Critical Case

The critical case is where $\alpha=1$ . Intuitively this is because the first-passage metric has no preference over the lengths of the edges hence there are many more paths to a specific vertex $\mathbf{x}$ of optimal length. This isn't the case when $\alpha \neq 1$ since for $\alpha<1$ we have that $k^\alpha$ is concave which means that longer edges are preferred therefore the only path to $\mathbf{x}$ which can be made in optimal time is the direct edge from the origin. Similarly, when $\alpha>1$ we have that $k^\alpha$ is convex and hence shorter edges are preferred. This means that the only paths to $\mathbf{x}$ which can be of optimal length consist of $||\mathbf{x}||$ edges of length $1$ .

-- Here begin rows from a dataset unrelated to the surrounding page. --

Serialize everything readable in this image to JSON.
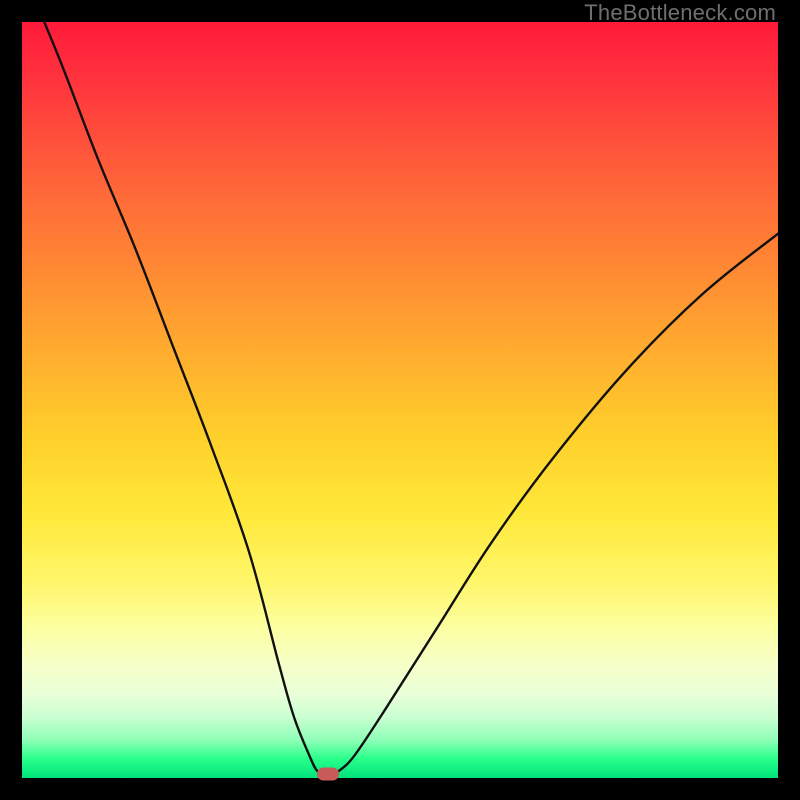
{
  "watermark": "TheBottleneck.com",
  "colors": {
    "frame": "#000000",
    "curve_stroke": "#111111",
    "marker": "#c65b57"
  },
  "chart_data": {
    "type": "line",
    "title": "",
    "xlabel": "",
    "ylabel": "",
    "xlim": [
      0,
      100
    ],
    "ylim": [
      0,
      100
    ],
    "grid": false,
    "legend_position": "none",
    "series": [
      {
        "name": "bottleneck-curve",
        "x": [
          0,
          5,
          10,
          15,
          20,
          25,
          30,
          34,
          36,
          38,
          39,
          40,
          41,
          42,
          44,
          48,
          55,
          62,
          70,
          80,
          90,
          100
        ],
        "values": [
          107,
          95,
          82,
          70,
          57,
          44,
          30,
          15,
          8,
          3,
          1,
          0.5,
          0.5,
          1,
          3,
          9,
          20,
          31,
          42,
          54,
          64,
          72
        ]
      }
    ],
    "annotations": [
      {
        "name": "optimal-marker",
        "x": 40.5,
        "y": 0.5,
        "shape": "pill"
      }
    ]
  }
}
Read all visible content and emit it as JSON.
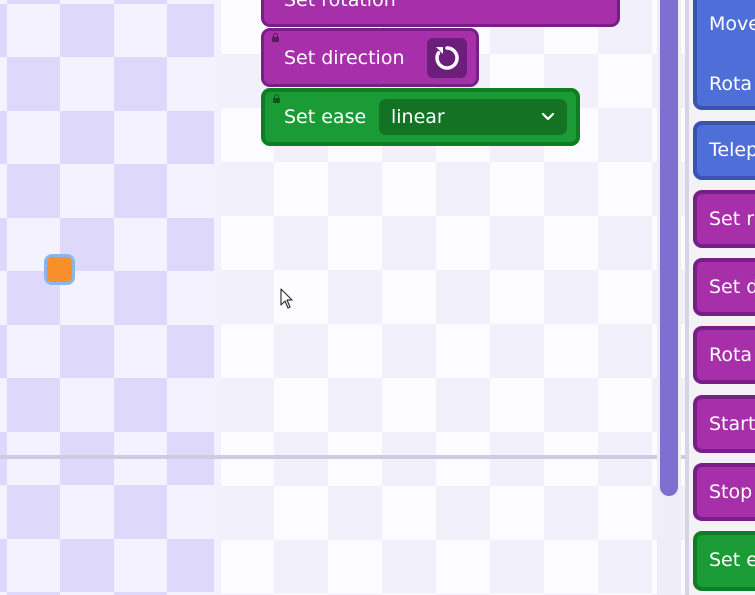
{
  "workspace": {
    "blocks": {
      "set_rotation": {
        "label": "Set rotation"
      },
      "set_direction": {
        "label": "Set direction",
        "icon": "rotate-clockwise-icon"
      },
      "set_ease": {
        "label": "Set ease",
        "value": "linear"
      }
    }
  },
  "palette": {
    "items": [
      {
        "label": "Move",
        "color": "#4f6fd8"
      },
      {
        "label": "Rota",
        "color": "#4f6fd8"
      },
      {
        "label": "Telep",
        "color": "#4f6fd8"
      },
      {
        "label": "Set r",
        "color": "#a72faa"
      },
      {
        "label": "Set d",
        "color": "#a72faa"
      },
      {
        "label": "Rota",
        "color": "#a72faa"
      },
      {
        "label": "Start",
        "color": "#a72faa"
      },
      {
        "label": "Stop",
        "color": "#a72faa"
      },
      {
        "label": "Set e",
        "color": "#1a9b35"
      }
    ]
  },
  "stage": {
    "sprite_color": "#f7902a"
  }
}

In this case our simulations suggested that the limiting shape of $t^{-1}\mathcal{B}^{(\alpha)}_t$ should coincide precisely with the unit $l^1$ ball $B_1$ . The figure below shows one quadrant from a simulation where the edge weights have distribution

$f(x)=p\chi_{\{1\}}(x)+(1-p)e^{1-x}\chi_{\{(1,\infty)\}}(x)$

for $p=0.7$ . This is a distribution with an atom at $\{1\}$ and an exponential tail. The white region shows the unoccupied space, the black region shows the active vertices under the LRFPP model and the grey points are those which are active in both the nearest neighbour and long-range models. For this simulation the nearest neighbour model has been coupled with the long range one so that the nearest neighbour growth set cannot extend further than the corresponding long range one. The growth set for the long-range model has a flat piece which extends over the entire edge of the $l^1$ ball and the nearest neighbour growth set has a flat piece which coincides with the results of Marchand.

Our main result for the critical case is indeed exactly what the simulations have suggested in that there are only finitely many lattice points which are not reached in optimal time.

Theorem 1:

If $\alpha=1, p \in (0,1]$ we have that for $\mu \in \mathcal{M}_p$ that the limiting shape:

$A_\mu^{(\alpha)} :=\lim\limits_{t\rightarrow \infty} t^{-1}\mathcal{B}^{(\alpha)}_t$

exists a.s. and

$A_\mu^{(\alpha)} = B_1.$